Apr. 2006

No longer satisfied with my jaunt 2 years earlier to Cincinnati's secret bridge that may have once carried 6th Street over Mill Creek, I revisited this forgotten structure and the surrounding area for more answers. I was also itchin' for some new perspectives of the 8th Street Viaduct. I wasn't disappointed with this outing, as it yielded so many interesting photos that I had to split them into 2 parts.

I dig viaducts, man. They're kinda swell. Here we're at 8th & McLean, looking west onto the 8th Street Viaduct. A rail viaduct crosses over the approach to the 8th Street Viaduct, in case you're in a viaducty mood. Eighth Street splits here: To the right of the column in the middle, where you see the nose of a blue truck, the road just leads to some industries; to the left of the column, where the red car is going, 8th ascends slightly and forms the viaduct.

I'm not so sure if this even qualifies as a viaduct, though it has been referred to as the Gest Street Viaduct. This low-lying bridge over Mill Creek is generally forgotten, though I used to enjoy using it at work.
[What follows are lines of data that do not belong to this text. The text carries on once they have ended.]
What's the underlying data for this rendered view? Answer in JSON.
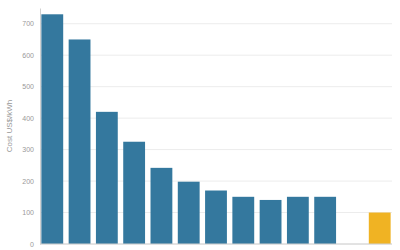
{
  "chart_data": {
    "type": "bar",
    "y_label": "Cost US$/kWh",
    "categories": [
      null,
      null,
      null,
      null,
      null,
      null,
      null,
      null,
      null,
      null,
      null,
      null,
      null
    ],
    "values": [
      730,
      650,
      420,
      325,
      242,
      198,
      170,
      150,
      140,
      150,
      150,
      null,
      100
    ],
    "colors": [
      "#34789e",
      "#34789e",
      "#34789e",
      "#34789e",
      "#34789e",
      "#34789e",
      "#34789e",
      "#34789e",
      "#34789e",
      "#34789e",
      "#34789e",
      null,
      "#f0b323"
    ],
    "ylim": [
      0,
      750
    ],
    "yticks": [
      0,
      100,
      200,
      300,
      400,
      500,
      600,
      700
    ],
    "grid": true,
    "tick_labels": "y"
  }
}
I took this photo of the Gest Street span from the 8th Street Viaduct.

Looking west at the western approach of the 8th Street Viaduct in Lower Price Hill. About a year earlier, a historic building along this stretch was reportedly destroyed by fire, though I'm not sure exactly where that was. The windows of the building in the foreground were boarded or smashed when I took this pic, so I had to assume the building and those around it were on the endangered list. In the background, 8th continues west and becomes Glenway Avenue as it angles to the right. The high rise on the hill behind that is near the east end of another part of 8th that does not connect to this part of 8th.

Overlooking Evans Street from the 8th Street Viaduct. That red semi is just parked there with nobody in it. We're looking towards the Waldvogel Viaduct.

This rusted sign - assuming anyone notices it at all - greets folks going south on McLean at the east approach of the 8th Street Viaduct. It says Cleves is 15 miles from here if you use the viaduct. The sign adorns one of the columns that supports the rail viaduct that crosses over this approach. The rail overpasses here bore construction dates of the early 1930s, and that's probably when this sign was posted, since it uses that old squarish font.

Standing on Dalton Avenue, looking east at the Freeman Avenue overpass. Freeman itself is approaching the 6th Street freeway (US 50). That train was moving when I took this photo.

In the industrial ruins (ha ha, RUINS!) of Queensgate there's this weird little rail bridge that often pops into view. It goes over Mehring Way near 5th & Freeman, and it has this odd, somewhat lopsided framework. I believe that here we're looking west into that bridge. With nothing but a few piles of dirt there now, I figured this would be the only chance to get this view before this block is redeveloped. I'm assuming the area in the foreground with the dirt piles is around 3rd & Baymiller. That part of 3rd that I photographed in 2004 was now almost totally demolished, and Baymiller had also declined considerably in the intervening 2 years. The red spot to the left of the strange rail bridge is some type of signal, and the bridge running horizontally in the background is the Ludlow rail bridge. That high rise in Price Hill reappears in the background.

This is that isolated part of 5th Street that runs east off Mehring & Freeman and hits a dead end. This street had also declined considerably since 2004, even as they've cut down the weeds. The dead end is at a guardrail that appears as a very thin line in this pic. Apparently it wasn't many years earlier that 5th continued past this end and passed over a rail line. With Carew Tower straight ahead you can see how this stretch of 5th lined up with the part of 5th downtown.

Carr Street, running north off Mehring and looking at the floodwall. I'm not a civil engineer (because that opportunity was robbed from me), so I don't know exactly how the floodwall works. There must be a way to close the opening in the floodwall when it floods - otherwise the wall would be pretty much useless - but I don't see how.

Or maybe not.

Looking west on Mehring Way as a rail viaduct runs above it in the same path. The road goes through the floodwall here. I don't remember this ever being US 50, so the sign must refer to the 6th Street freeway, not Mehring itself.

The sidewalk along Mehring continues through this doorway-like gap in the floodwall. On the left the rail viaduct still runs over Mehring. This is about where the styrene odor that looms through the air disappears in favor of a more poo-like stench.